The man waited, and the seconds slowly ticked past before the agent sighed, disappointed in their lack of response. “Fine. Hawk’s study. We found the gun in the top drawer of a writing desk.”

“I’ve told you from the beginning that he killed her.” And he’d planted the gun as insurance, in case the wire hadn’t produced a confession.

The agent scooted forward, his shoes squeaking against the floor. “So, you think Robert Hawk left his mansion at eleven o’clock at night, drove over to The Majestic, waited in a suite you set aside for your girlfriend, then shot his own daughter in the back of the head?” He tilted his head. “Come on, Dario. Those lines don’t intersect.”

The guy was a fucking idiot if he thought that was the scenario in play here. And the guy couldn’t be a fucking idiot. Dario kept his mouth shut and fixed his gaze on a point just over the man’s shoulder.

“Oh, you’re not talking now? You pointed every finger you had at Robert Hawk, and now you’re silent?”

He paused, and Dario thought of Bell. Wondered if Laurent had already shared the news of Hawk. He glanced at the clock on the wall and fought the urge to quit this interrogation and call her. He’d fucked all of this up so far. Abandoning her in Louisiana. Not being there for her, at a time when she needed it the most. He’d felt her desperation—had seen the way she had broken down and sobbed.

But he had to keep his distance, and his phone lines free from traceable actions.
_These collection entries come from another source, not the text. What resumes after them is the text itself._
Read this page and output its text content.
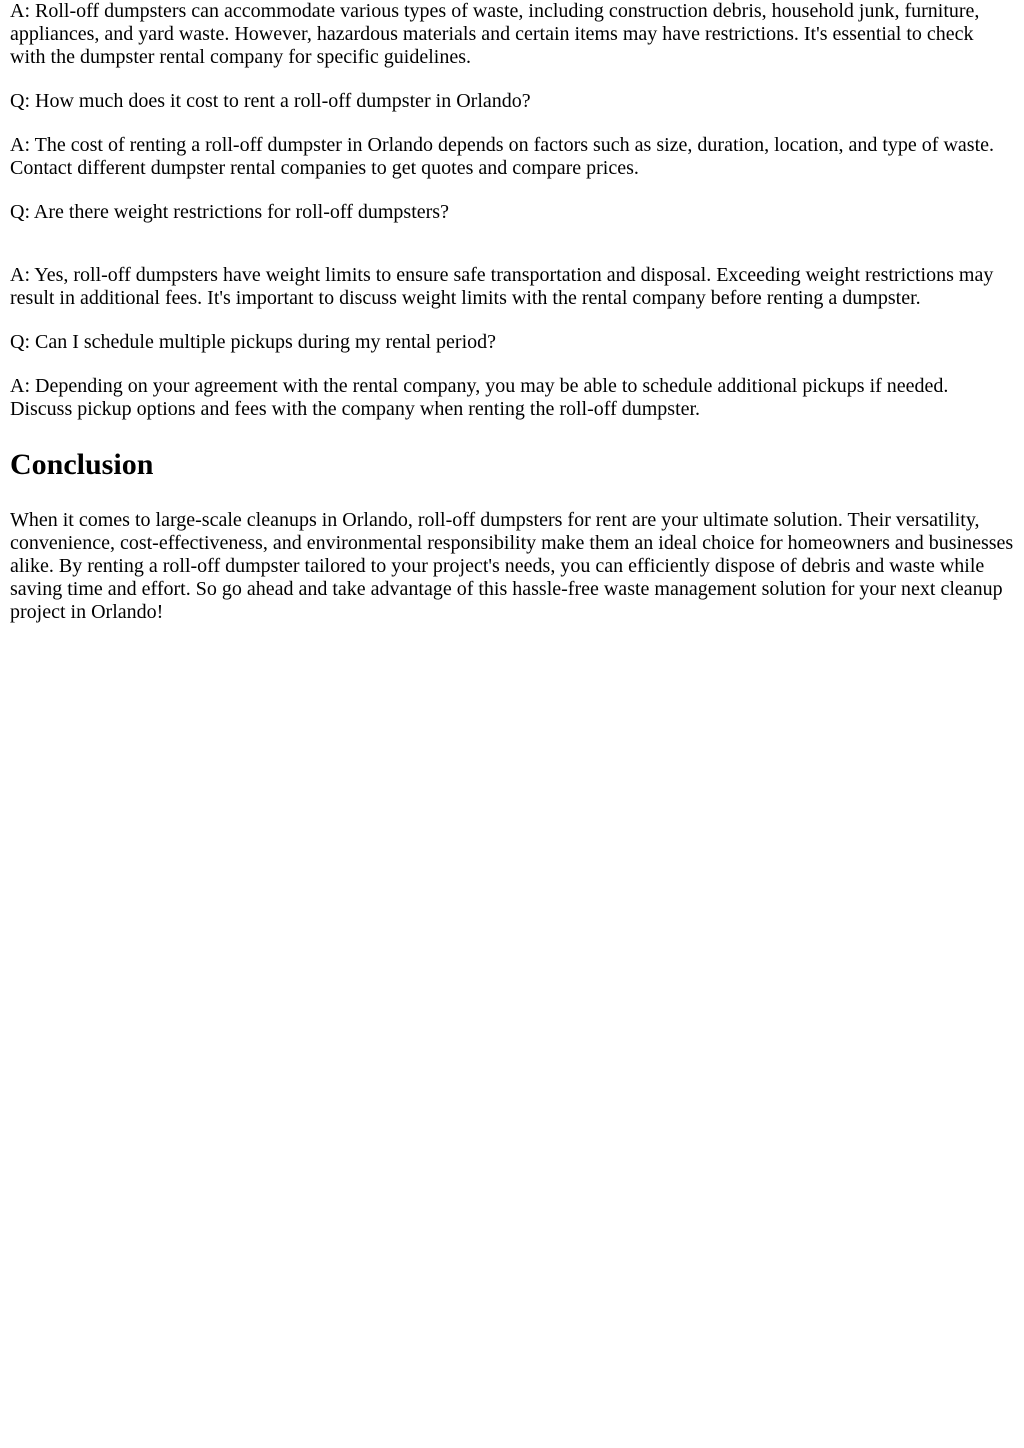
A: Roll-off dumpsters can accommodate various types of waste, including construction debris, household junk, furniture, appliances, and yard waste. However, hazardous materials and certain items may have restrictions. It's essential to check with the dumpster rental company for specific guidelines.

Q: How much does it cost to rent a roll-off dumpster in Orlando?

A: The cost of renting a roll-off dumpster in Orlando depends on factors such as size, duration, location, and type of waste. Contact different dumpster rental companies to get quotes and compare prices.

Q: Are there weight restrictions for roll-off dumpsters?

A: Yes, roll-off dumpsters have weight limits to ensure safe transportation and disposal. Exceeding weight restrictions may result in additional fees. It's important to discuss weight limits with the rental company before renting a dumpster.

Q: Can I schedule multiple pickups during my rental period?

A: Depending on your agreement with the rental company, you may be able to schedule additional pickups if needed. Discuss pickup options and fees with the company when renting the roll-off dumpster.

Conclusion

When it comes to large-scale cleanups in Orlando, roll-off dumpsters for rent are your ultimate solution. Their versatility, convenience, cost-effectiveness, and environmental responsibility make them an ideal choice for homeowners and businesses alike. By renting a roll-off dumpster tailored to your project's needs, you can efficiently dispose of debris and waste while saving time and effort. So go ahead and take advantage of this hassle-free waste management solution for your next cleanup project in Orlando!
It wasn’t just Hawk he was worried about finding her; it was also this bunch of federal assholes and their idiotic questions.

The FBI agent plowed ahead. “Plus, we’ve got an alibi. A forty-five-minute phone call between Robert Hawk and his financial advisor, with cell phone triangulation that proves he was in his home during the call.”

Another paper slid forward, joining the gun registration. It was a cell phone report, one line highlighted in bright yellow.

“I know what you’re thinking. You’re about to tell me that he hired someone else and kept his hands clean.”

God, this guy was chatty.

Dario leaned forward, ignoring the cell phone report. “I thought we had a common goal in mind—putting Hawk behind bars. Now, your team found the fucking murder weapon in his house, and suddenly you’re playing patty cake as if I need to sit down and do your job for you. Isn’t happening.”

Agent King cleared his throat, folding his hands together as if in prayer. “Let’s just calm down for a moment, shall we? I didn’t say that you were under suspicion. It’s just that...”

He opened the folder and pulled out a series of photos, lining them up in a neat line along the center of the table. Dario watched as the faces were revealed, the driver’s license photos of each player in the game.

The agent pointed to the first face in the line. “Nick Fentes. Sleeping with your wife. Dead.”

He slid his finger off the cowboy and on to the second photo. “Gwen Capece. Your cheating wife and owner of eighty percent of your marriage’s communal assets.”

Everything inside Dario flared, each word boiling his blood. Cheating wife. Owner of eighty percent. That wasn’t what Gwen had been. Those words belonged to another woman, one who didn’t wrinkle her nose when she ate cinnamon, or bake cupcakes on Sunday mornings while singing Frank Sinatra. Underneath the table, his hands tightened into fists.

“Dead.”

Had he needed to say that word? Did he really think, in the midst of all of this, that Dario had forgotten that fact? The urge to stand, to fist his silk shirt and yank him across the table ... it was unbearable. Dario fixed his eyes on the table, on the blur of photos before him, and blew out a long, controlled breath.